Once I got back here to the US I thought, "Well maybe in my spare time I can contribute to that in some way." So I volunteered for about a year for a non-profit in Bend, Oregon called Commute Options for Central Oregon. And I pretty much did whatever they wanted. So for two months I was clipping out newspaper articles, which was "thrilling" to say the least. Luckily, that eventually turned into a job during a time when Bend was having an annual event, sort of like Bike Month. I was doing mostly promotional stuff and bike education. We went to schools to do a lot of bike safety education and promotion, but reflecting on my experience in Europe, I soon remembered that it is the built environment that has such a big impact on it [safety], and I think that is the biggest piece missing here. So I decided to get more involved in infrastructure and went back to school at the University of Utah for a masters degree in City and Metropolitan Planning, graduating in 2011.

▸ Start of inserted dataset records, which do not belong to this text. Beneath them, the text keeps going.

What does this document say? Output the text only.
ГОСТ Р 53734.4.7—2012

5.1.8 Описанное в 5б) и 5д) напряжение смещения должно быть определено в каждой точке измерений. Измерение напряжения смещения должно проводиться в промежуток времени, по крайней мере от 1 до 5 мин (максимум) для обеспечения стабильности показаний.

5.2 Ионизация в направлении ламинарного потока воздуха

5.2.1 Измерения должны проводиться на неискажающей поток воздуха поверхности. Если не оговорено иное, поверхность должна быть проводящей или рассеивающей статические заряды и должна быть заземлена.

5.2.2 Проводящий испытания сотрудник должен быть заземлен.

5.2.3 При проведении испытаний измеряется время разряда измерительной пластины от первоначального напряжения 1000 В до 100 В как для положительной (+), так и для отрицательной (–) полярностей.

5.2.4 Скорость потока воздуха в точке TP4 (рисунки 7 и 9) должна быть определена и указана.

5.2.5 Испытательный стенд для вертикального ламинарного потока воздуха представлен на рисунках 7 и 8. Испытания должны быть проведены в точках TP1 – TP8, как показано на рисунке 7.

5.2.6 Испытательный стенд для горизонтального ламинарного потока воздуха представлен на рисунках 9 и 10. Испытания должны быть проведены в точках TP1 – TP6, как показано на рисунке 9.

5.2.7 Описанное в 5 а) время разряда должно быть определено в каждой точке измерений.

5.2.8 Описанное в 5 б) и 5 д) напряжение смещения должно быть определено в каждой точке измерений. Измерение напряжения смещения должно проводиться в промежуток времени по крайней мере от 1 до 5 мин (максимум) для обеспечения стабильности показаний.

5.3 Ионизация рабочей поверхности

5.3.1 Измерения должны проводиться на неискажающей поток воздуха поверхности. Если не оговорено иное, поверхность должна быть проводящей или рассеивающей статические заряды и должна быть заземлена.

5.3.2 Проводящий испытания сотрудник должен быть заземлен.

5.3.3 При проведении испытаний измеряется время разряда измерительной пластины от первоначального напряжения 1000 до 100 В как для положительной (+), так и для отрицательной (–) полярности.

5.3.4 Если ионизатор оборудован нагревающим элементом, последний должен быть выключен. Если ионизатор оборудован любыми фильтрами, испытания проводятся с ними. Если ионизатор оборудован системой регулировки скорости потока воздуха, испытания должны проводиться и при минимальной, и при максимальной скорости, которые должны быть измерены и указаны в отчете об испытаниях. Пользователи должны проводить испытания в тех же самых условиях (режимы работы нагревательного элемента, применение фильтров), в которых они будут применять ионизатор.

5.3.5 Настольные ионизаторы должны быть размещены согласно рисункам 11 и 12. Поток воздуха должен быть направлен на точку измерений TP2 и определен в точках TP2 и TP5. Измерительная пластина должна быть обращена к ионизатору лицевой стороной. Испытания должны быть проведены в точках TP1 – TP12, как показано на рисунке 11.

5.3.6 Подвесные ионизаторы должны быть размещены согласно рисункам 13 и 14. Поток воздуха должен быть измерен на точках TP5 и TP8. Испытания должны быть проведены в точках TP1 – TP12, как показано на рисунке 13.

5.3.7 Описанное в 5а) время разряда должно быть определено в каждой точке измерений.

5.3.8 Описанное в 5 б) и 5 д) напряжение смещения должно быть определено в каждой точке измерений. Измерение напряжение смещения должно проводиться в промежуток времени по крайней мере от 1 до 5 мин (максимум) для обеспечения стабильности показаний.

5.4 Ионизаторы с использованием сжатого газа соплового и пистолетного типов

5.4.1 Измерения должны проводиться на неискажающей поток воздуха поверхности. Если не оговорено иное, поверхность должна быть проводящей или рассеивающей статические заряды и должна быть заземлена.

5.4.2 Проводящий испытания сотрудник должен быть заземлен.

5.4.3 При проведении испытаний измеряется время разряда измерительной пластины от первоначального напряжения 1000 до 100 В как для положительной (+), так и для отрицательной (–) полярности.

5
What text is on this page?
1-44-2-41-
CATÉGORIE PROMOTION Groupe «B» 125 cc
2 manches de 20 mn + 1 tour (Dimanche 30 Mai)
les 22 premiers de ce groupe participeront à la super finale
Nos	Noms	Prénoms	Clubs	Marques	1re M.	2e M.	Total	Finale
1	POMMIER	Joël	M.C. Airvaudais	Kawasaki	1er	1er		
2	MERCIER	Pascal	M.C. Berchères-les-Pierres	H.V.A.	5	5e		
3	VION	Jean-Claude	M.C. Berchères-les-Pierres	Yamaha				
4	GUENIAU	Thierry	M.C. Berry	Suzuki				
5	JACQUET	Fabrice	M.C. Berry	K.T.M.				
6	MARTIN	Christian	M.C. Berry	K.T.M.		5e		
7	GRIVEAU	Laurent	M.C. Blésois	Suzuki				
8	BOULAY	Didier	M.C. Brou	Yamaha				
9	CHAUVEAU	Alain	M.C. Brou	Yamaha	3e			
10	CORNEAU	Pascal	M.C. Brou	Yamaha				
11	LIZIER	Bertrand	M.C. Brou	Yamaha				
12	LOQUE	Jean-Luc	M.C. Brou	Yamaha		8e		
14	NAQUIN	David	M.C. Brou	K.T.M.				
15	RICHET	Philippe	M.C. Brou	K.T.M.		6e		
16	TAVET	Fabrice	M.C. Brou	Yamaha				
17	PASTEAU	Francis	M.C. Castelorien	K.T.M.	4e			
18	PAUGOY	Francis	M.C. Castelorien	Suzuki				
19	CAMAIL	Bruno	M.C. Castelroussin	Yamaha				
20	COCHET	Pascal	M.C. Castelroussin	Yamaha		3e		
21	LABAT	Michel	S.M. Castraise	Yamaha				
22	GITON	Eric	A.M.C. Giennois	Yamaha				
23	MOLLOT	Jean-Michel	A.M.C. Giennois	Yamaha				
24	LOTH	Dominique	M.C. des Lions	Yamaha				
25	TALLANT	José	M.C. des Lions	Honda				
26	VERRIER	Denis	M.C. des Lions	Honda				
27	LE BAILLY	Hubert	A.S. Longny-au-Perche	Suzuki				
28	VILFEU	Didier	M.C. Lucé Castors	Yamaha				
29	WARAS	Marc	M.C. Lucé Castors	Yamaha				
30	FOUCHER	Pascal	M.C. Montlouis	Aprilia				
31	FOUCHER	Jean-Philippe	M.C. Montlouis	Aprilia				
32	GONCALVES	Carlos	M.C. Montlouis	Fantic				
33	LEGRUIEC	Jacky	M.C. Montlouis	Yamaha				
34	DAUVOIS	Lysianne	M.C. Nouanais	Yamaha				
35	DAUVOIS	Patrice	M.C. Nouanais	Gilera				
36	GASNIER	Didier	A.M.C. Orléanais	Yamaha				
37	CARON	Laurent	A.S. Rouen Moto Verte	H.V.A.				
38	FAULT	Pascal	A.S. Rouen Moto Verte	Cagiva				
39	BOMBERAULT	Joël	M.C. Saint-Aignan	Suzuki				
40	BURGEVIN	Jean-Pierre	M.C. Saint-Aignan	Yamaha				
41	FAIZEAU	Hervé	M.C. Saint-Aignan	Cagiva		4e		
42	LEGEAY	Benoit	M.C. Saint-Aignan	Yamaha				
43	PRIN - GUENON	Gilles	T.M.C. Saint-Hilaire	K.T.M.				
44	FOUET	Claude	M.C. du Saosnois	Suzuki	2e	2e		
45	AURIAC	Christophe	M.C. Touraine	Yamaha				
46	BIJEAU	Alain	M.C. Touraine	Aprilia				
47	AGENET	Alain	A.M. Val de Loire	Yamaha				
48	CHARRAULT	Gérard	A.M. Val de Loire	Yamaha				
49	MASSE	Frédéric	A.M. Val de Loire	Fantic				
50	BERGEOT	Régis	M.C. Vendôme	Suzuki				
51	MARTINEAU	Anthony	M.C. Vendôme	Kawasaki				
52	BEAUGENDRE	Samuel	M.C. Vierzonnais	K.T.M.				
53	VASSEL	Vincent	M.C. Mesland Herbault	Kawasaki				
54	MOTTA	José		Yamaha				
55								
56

Now, here are some nerdy bike things, I guess depending on how you look at it. I love steel bikes. What interests me most about bicycling is just people getting around town, doing normal things and taking normal trips, but by bike. Getting to work, getting to school - the daily aspect of bicycle travel. I love the other bicycling like mountain biking and being outside for sport and recreation, but the everyday utilitarian function of bicycling is what I find fascinating.